You Dont Have To Be Mad
Gang of Four were one of the leading post-punk bands of the late ’70s and early ’80s, fusing an eclectic mix of funk, dub-reggae, punk and new wave elements with lyrics that spoke of societies ills. The English outfit were a hard-edged and politically motivated band that were considered by many to be one of the best at what they did. The ’80s and ’90s saw some lineup changes and a softening of their sound that veered a little toward hard disco and new wave, but the albums kept coming on strong, staying true to what they believed was relevant for the times.

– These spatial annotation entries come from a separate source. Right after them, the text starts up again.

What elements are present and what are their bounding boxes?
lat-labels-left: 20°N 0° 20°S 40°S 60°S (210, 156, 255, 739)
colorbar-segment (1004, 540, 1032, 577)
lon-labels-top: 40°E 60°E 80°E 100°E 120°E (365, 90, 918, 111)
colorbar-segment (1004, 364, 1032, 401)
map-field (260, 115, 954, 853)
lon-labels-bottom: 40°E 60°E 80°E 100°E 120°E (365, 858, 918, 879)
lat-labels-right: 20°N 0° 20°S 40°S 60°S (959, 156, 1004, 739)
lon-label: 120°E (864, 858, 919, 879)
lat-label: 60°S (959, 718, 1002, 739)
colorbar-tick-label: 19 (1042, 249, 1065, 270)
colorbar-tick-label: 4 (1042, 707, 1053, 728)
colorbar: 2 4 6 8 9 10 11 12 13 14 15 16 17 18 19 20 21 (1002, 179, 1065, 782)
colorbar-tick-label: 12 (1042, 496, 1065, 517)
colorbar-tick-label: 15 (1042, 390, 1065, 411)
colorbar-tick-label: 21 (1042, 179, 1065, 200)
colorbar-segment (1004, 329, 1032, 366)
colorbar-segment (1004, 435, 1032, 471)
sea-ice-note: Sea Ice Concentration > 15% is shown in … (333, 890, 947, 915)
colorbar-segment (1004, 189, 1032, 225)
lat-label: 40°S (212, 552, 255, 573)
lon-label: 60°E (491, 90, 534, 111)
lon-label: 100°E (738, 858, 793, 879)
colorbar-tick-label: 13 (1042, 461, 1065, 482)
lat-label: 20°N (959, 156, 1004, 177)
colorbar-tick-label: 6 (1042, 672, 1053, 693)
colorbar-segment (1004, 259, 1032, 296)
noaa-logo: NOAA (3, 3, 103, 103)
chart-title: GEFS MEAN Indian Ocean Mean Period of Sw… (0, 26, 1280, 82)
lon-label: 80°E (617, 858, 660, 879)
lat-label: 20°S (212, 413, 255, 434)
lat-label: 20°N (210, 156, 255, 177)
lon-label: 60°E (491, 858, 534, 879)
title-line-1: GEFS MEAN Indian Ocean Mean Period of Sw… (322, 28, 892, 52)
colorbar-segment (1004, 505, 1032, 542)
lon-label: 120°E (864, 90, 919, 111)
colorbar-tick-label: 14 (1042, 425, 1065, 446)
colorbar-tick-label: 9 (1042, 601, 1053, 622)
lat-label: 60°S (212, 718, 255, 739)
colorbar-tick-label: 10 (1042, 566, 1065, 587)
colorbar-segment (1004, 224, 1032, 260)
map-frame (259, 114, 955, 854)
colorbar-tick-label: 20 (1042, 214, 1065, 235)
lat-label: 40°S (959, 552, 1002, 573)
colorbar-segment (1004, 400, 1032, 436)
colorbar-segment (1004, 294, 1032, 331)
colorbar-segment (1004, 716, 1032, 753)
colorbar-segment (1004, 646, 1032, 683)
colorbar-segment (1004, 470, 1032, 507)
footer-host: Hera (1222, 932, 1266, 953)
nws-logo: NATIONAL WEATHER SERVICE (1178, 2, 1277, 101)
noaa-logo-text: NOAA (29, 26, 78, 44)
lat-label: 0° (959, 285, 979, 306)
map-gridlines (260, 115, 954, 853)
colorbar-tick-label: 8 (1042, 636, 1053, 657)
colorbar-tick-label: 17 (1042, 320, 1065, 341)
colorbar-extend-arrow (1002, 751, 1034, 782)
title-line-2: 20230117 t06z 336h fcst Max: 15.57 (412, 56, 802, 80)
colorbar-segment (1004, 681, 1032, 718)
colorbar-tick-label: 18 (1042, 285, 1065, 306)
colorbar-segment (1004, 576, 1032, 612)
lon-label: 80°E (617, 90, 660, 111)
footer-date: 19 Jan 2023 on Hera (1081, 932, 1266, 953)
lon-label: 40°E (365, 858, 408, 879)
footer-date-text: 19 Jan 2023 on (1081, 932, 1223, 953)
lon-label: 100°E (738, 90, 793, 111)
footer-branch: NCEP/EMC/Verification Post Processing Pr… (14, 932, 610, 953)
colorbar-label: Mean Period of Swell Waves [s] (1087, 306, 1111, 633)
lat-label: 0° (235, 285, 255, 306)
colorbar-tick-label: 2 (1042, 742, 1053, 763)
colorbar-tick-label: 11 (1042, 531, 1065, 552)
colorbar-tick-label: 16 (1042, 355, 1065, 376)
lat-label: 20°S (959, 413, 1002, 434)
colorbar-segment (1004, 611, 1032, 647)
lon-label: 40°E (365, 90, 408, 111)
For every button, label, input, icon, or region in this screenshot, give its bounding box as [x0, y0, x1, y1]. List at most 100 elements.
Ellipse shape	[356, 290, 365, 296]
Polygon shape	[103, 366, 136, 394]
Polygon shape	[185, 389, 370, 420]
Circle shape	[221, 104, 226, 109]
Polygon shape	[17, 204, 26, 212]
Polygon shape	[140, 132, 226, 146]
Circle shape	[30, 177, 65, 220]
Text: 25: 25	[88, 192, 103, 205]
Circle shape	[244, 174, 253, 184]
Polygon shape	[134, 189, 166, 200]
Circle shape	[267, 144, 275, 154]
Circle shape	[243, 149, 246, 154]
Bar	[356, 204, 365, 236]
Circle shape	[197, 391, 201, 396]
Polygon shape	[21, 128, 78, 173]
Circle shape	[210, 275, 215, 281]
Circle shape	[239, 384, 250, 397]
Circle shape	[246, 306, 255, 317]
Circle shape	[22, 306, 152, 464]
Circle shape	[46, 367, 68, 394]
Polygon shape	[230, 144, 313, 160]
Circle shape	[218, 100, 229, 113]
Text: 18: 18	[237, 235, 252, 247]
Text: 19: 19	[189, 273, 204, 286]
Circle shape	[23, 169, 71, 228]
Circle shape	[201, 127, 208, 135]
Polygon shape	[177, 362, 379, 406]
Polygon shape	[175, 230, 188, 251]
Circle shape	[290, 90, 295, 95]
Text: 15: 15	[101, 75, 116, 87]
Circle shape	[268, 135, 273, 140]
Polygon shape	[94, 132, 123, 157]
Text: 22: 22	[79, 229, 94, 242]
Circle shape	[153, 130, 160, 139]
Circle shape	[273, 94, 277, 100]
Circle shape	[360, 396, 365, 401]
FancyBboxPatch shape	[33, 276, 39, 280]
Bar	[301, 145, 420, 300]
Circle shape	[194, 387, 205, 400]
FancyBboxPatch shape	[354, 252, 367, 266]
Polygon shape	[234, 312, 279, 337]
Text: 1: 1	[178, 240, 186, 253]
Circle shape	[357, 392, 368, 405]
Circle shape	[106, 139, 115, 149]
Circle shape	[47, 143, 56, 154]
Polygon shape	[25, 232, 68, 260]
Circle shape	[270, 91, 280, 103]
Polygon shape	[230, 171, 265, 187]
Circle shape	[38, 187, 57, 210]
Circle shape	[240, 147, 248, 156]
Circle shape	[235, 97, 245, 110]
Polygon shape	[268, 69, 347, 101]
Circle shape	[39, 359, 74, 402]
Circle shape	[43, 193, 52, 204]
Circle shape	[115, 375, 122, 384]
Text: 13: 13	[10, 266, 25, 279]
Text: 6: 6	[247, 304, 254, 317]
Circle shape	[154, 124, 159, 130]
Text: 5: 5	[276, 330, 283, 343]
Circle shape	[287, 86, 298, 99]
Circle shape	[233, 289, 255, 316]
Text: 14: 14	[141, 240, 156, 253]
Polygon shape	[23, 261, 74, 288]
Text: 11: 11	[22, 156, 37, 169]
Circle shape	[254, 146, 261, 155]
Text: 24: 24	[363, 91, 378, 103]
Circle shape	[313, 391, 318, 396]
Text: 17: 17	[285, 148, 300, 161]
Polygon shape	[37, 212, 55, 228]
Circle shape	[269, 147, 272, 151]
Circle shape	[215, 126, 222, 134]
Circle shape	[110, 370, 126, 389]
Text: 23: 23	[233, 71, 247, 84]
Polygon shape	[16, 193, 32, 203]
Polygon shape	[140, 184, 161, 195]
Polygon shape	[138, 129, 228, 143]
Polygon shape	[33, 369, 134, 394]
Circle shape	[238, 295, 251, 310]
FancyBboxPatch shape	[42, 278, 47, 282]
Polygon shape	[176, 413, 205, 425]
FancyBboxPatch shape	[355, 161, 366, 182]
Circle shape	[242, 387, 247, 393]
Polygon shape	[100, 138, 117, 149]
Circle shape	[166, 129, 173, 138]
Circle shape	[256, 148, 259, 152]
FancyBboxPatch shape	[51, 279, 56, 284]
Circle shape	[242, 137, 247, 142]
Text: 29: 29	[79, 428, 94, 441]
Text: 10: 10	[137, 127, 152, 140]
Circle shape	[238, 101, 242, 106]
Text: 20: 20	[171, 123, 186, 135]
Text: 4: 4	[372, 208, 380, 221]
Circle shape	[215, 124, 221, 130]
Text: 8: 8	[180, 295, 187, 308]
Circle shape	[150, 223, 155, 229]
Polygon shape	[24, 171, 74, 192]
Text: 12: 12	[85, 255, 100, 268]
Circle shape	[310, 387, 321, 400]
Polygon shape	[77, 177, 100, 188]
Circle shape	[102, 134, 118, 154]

Now the band has just released Content and, by all appearances, this is some of their strongest material to date. I was a bit young to latch onto their music when it first came out, but listening through their catalogue now, I can appreciate their output. Content is great because it captures something visceral and lacking in some of today’s music. There is an unapologetically dated quality to some of the songs that mix well with modern day technological advances. The lyrics come from a place of thought, urging us to look more closely at the holes we dig for ourselves in our undesirable chosen professions (“I Party All the Time”), or at losing touch with our identity in a consumerist-obsessed culture (“Who Am I?”). These are well written songs that don’t rely on smash-mouth anger tactics in order to be affecting. The messages are clearly stated and the music is fun, driving and real. Long time fans of the band will rejoice at this return to form and new listeners will easily be drawn in.